Tradicionalmente, una vez disuelta la sociedad, su único objeto era proceder a la liquidación. No obstante, el legislador ha mostrado una visión moderna y económicamente orientada, privilegiando la subsistencia de empresas viables.

El artículo 100 de la ley 19.550, reformado por la ley 26.994, introduce un principio rector: en caso de duda sobre la existencia de una causal de disolución, debe prevalecer la subsistencia de la sociedad. Esta norma busca proteger el funcionamiento de unidades productivas que puedan continuar generando valor económico y empleo.

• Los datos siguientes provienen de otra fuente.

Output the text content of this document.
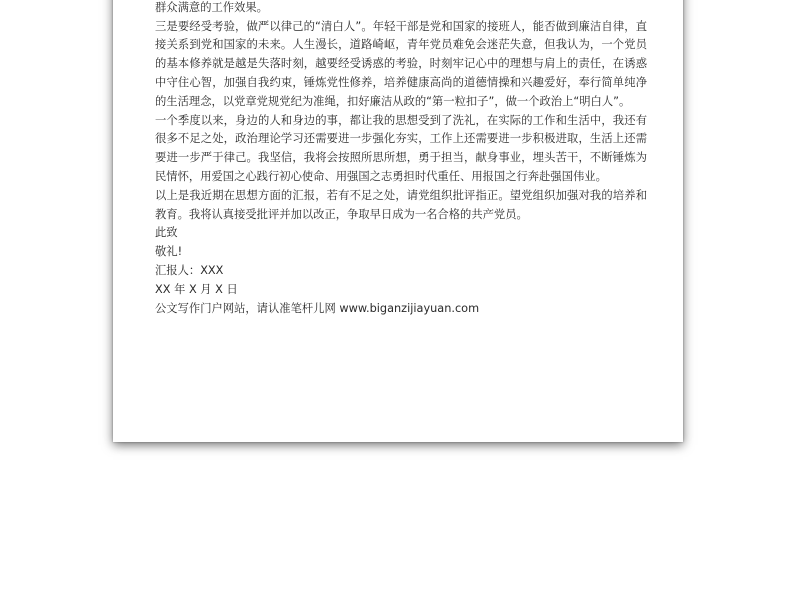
群众满意的工作效果。

三是要经受考验，做严以律己的“清白人”。年轻干部是党和国家的接班人，能否做到廉洁自律，直接关系到党和国家的未来。人生漫长，道路崎岖，青年党员难免会迷茫失意，但我认为，一个党员的基本修养就是越是失落时刻，越要经受诱惑的考验，时刻牢记心中的理想与肩上的责任，在诱惑中守住心智，加强自我约束，锤炼党性修养，培养健康高尚的道德情操和兴趣爱好，奉行简单纯净的生活理念，以党章党规党纪为准绳，扣好廉洁从政的“第一粒扣子”，做一个政治上“明白人”。

一个季度以来，身边的人和身边的事，都让我的思想受到了洗礼，在实际的工作和生活中，我还有很多不足之处，政治理论学习还需要进一步强化夯实，工作上还需要进一步积极进取，生活上还需要进一步严于律己。我坚信，我将会按照所思所想，勇于担当，献身事业，埋头苦干，不断锤炼为民情怀，用爱国之心践行初心使命、用强国之志勇担时代重任、用报国之行奔赴强国伟业。

以上是我近期在思想方面的汇报，若有不足之处，请党组织批评指正。望党组织加强对我的培养和教育。我将认真接受批评并加以改正，争取早日成为一名合格的共产党员。

此致

敬礼!

汇报人：XXX

XX 年 X 月 X 日

公文写作门户网站，请认准笔杆儿网 www.biganzijiayuan.com
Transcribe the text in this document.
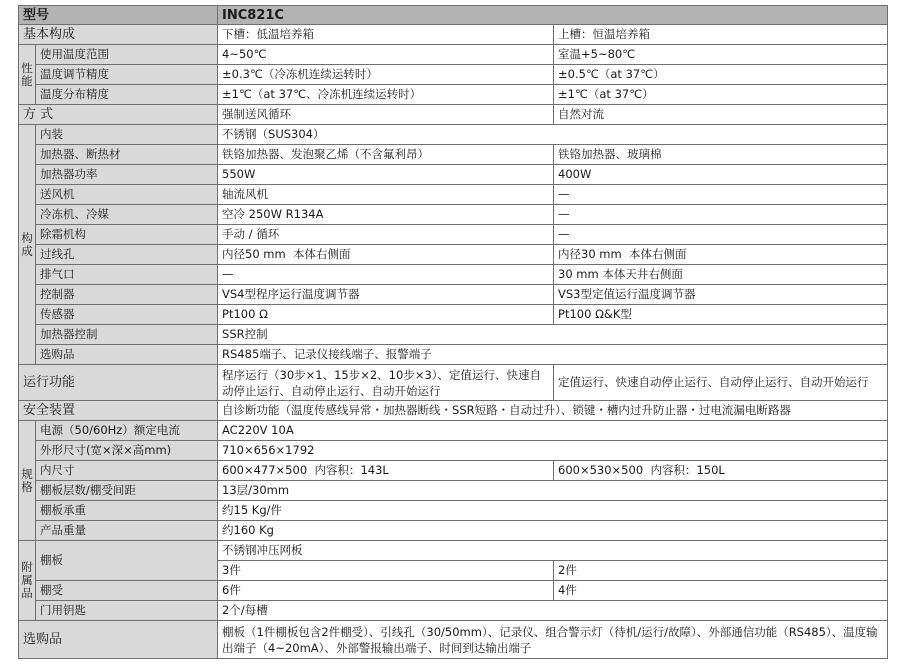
型号		INC821C	
基本构成		下槽：低温培养箱	上槽：恒温培养箱
性能	使用温度范围	4~50℃	室温+5~80℃
	温度调节精度	±0.3℃（冷冻机连续运转时）	±0.5℃（at 37℃）
	温度分布精度	±1℃（at 37℃、冷冻机连续运转时）	±1℃（at 37℃）
方 式		强制送风循环	自然对流
构成	内装	不锈钢（SUS304）	
	加热器、断热材	铁铬加热器、发泡聚乙烯（不含氟利昂）	铁铬加热器、玻璃棉
	加热器功率	550W	400W
	送风机	轴流风机	—
	冷冻机、冷媒	空冷 250W R134A	—
	除霜机构	手动 / 循环	—
	过线孔	内径50 mm  本体右侧面	内径30 mm  本体右侧面
	排气口	—	30 mm 本体天井右侧面
	控制器	VS4型程序运行温度调节器	VS3型定值运行温度调节器
	传感器	Pt100 Ω	Pt100 Ω&K型
	加热器控制	SSR控制	
	选购品	RS485端子、记录仪接线端子、报警端子	
运行功能		程序运行（30步×1、15步×2、10步×3）、定值运行、快速自动停止运行、自动停止运行、自动开始运行	定值运行、快速自动停止运行、自动停止运行、自动开始运行
安全装置		自诊断功能（温度传感线异常・加热器断线・SSR短路・自动过升）、锁键・槽内过升防止器・过电流漏电断路器	
规格	电源（50/60Hz）额定电流	AC220V 10A	
	外形尺寸(宽×深×高mm)	710×656×1792	
	内尺寸	600×477×500  内容积：143L	600×530×500  内容积：150L
	棚板层数/棚受间距	13层/30mm	
	棚板承重	约15 Kg/件	
	产品重量	约160 Kg	
附属品	棚板	不锈钢冲压网板	
		3件	2件
	棚受	6件	4件
	门用钥匙	2个/每槽	
选购品		棚板（1件棚板包含2件棚受）、引线孔（30/50mm）、记录仪、组合警示灯（待机/运行/故障）、外部通信功能（RS485）、温度输出端子（4~20mA）、外部警报输出端子、时间到达输出端子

Además, la nueva redacción del artículo 100 permite revertir la disolución si se cumplen ciertos requisitos:

  1. Decisión del órgano de gobierno de la sociedad.
  2. Eliminación efectiva de la causa de disolución.
  3. Comprobación de la viabilidad económica y social de la sociedad.
  4. Adopción de la resolución antes de que se cancele la inscripción de la sociedad en el registro público.

Esta posibilidad se presenta como una “última oportunidad” para que la sociedad evite la liquidación, siempre y cuando no se afecten derechos de terceros ni se evadan responsabilidades ya asumidas.

Cuestiones pendientes

Pese a lo positivo de esta reforma, el nuevo texto legal no resuelve ciertos aspectos prácticos importantes:

  • No se aclara si la reunión del órgano de gobierno debe ser ordinaria o extraordinaria.
  • No se establece cuál es el régimen de mayorías aplicable para la decisión.
  • No se menciona si el socio disconforme puede ejercer el derecho de receso.

Estas cuestiones, aunque no estén expresamente reguladas, deberán interpretarse conforme al tipo social de que se trate y a las disposiciones generales de la ley societaria.

Conclusión

La etapa posterior a la disolución de una sociedad comercial es sumamente sensible y requiere que los administradores actúen con responsabilidad, conocimiento y en estricto cumplimiento de la ley. Sus funciones se ven restringidas a lo urgente y a lo necesario para iniciar la liquidación, y su incumplimiento puede generar graves consecuencias patrimoniales.

Sin embargo, el ordenamiento jurídico también brinda herramientas para revertir esta situación, promoviendo la continuidad de sociedades que todavía tienen potencial para subsistir económica y socialmente.

Para los socios, administradores y terceros involucrados, resulta fundamental contar con asesoramiento jurídico especializado para evitar conflictos y responsabilidades innecesarias en esta delicada etapa societaria.